I thought more about it.
How about that:
find_package(KF5 COMPONENTS kcore kwidgets kitemmodels)
searches in the normal cmake way for kcoreConfig.cmake, using
CMAKE_PREFIX_PATH and all that. Additionally automatically also using KDEDIRS.
Once it has found the first requested component, the remaining components are
searched first in the same prefix as the first one, and after that in KDEDIRS,
and in no other directories, no CMAKE_PREFIX_PATH etc.
This way, without having KDEDIRS set, libraries from KDE frameworks will all
be found in the same prefix.
If you want to search in multiple directories, you can adjust the KDEDIRS
environment variable.
Now that it seems the shared-install-dirs feature can be removed, this could
be good enough.
It would imply that e-c-m will be updated relatively often and that the kde-
modules/ dir in e-c-m will indeed be quite KDE-ish.
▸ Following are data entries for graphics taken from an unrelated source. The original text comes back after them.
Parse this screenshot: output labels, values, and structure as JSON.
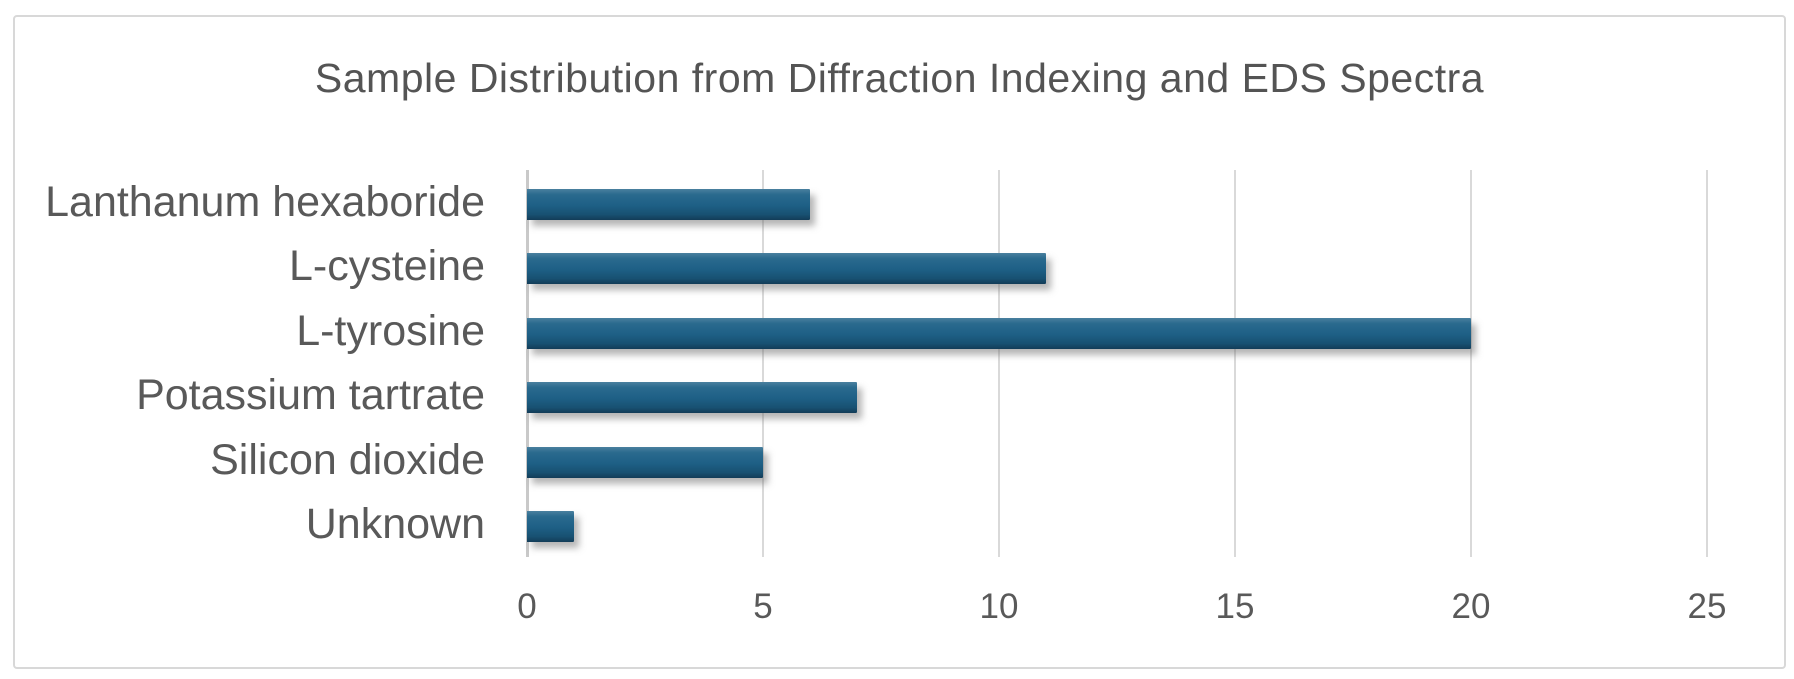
{
  "page": {
    "background": "#ffffff",
    "frame_border_color": "#d8d8d8"
  },
  "chart_data": {
    "type": "bar",
    "orientation": "horizontal",
    "title": "Sample Distribution from Diffraction Indexing and EDS Spectra",
    "categories": [
      "Lanthanum hexaboride",
      "L-cysteine",
      "L-tyrosine",
      "Potassium tartrate",
      "Silicon dioxide",
      "Unknown"
    ],
    "values": [
      6,
      11,
      20,
      7,
      5,
      1
    ],
    "x_ticks": [
      0,
      5,
      10,
      15,
      20,
      25
    ],
    "xlim": [
      0,
      25
    ],
    "xlabel": "",
    "ylabel": "",
    "grid": "vertical",
    "legend": "none",
    "colors": {
      "bar_gradient_top": "#4a809e",
      "bar_gradient_mid": "#1e6086",
      "bar_gradient_bottom": "#133c58",
      "gridline": "#d9d9d9",
      "axis_line": "#c9c9c9",
      "text": "#595959",
      "title_text": "#545454"
    }
  }
}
> >> >> Maybe there is a case for a cmake_maximum_version().
> >
> > Sure, but it it's easy to do, and doesn't require changes in cmake code
> > now and all the future (kind of backwards policy).
>
> Do you mean 'isn't' and 'does require...'?
Ehhh...
I mean "using the minimum required cmake version for nightly builds is easy to
do."
and
"Adding cmake_maximum_version_features() requires changes in cmake code now
and in all the future, which I think would be a lot of work, especially
considering the fact that a similar effect can be reached by using the minimum
required cmake version for nightly builds."
Ah, I see.
I was referring to the statement a bit more above.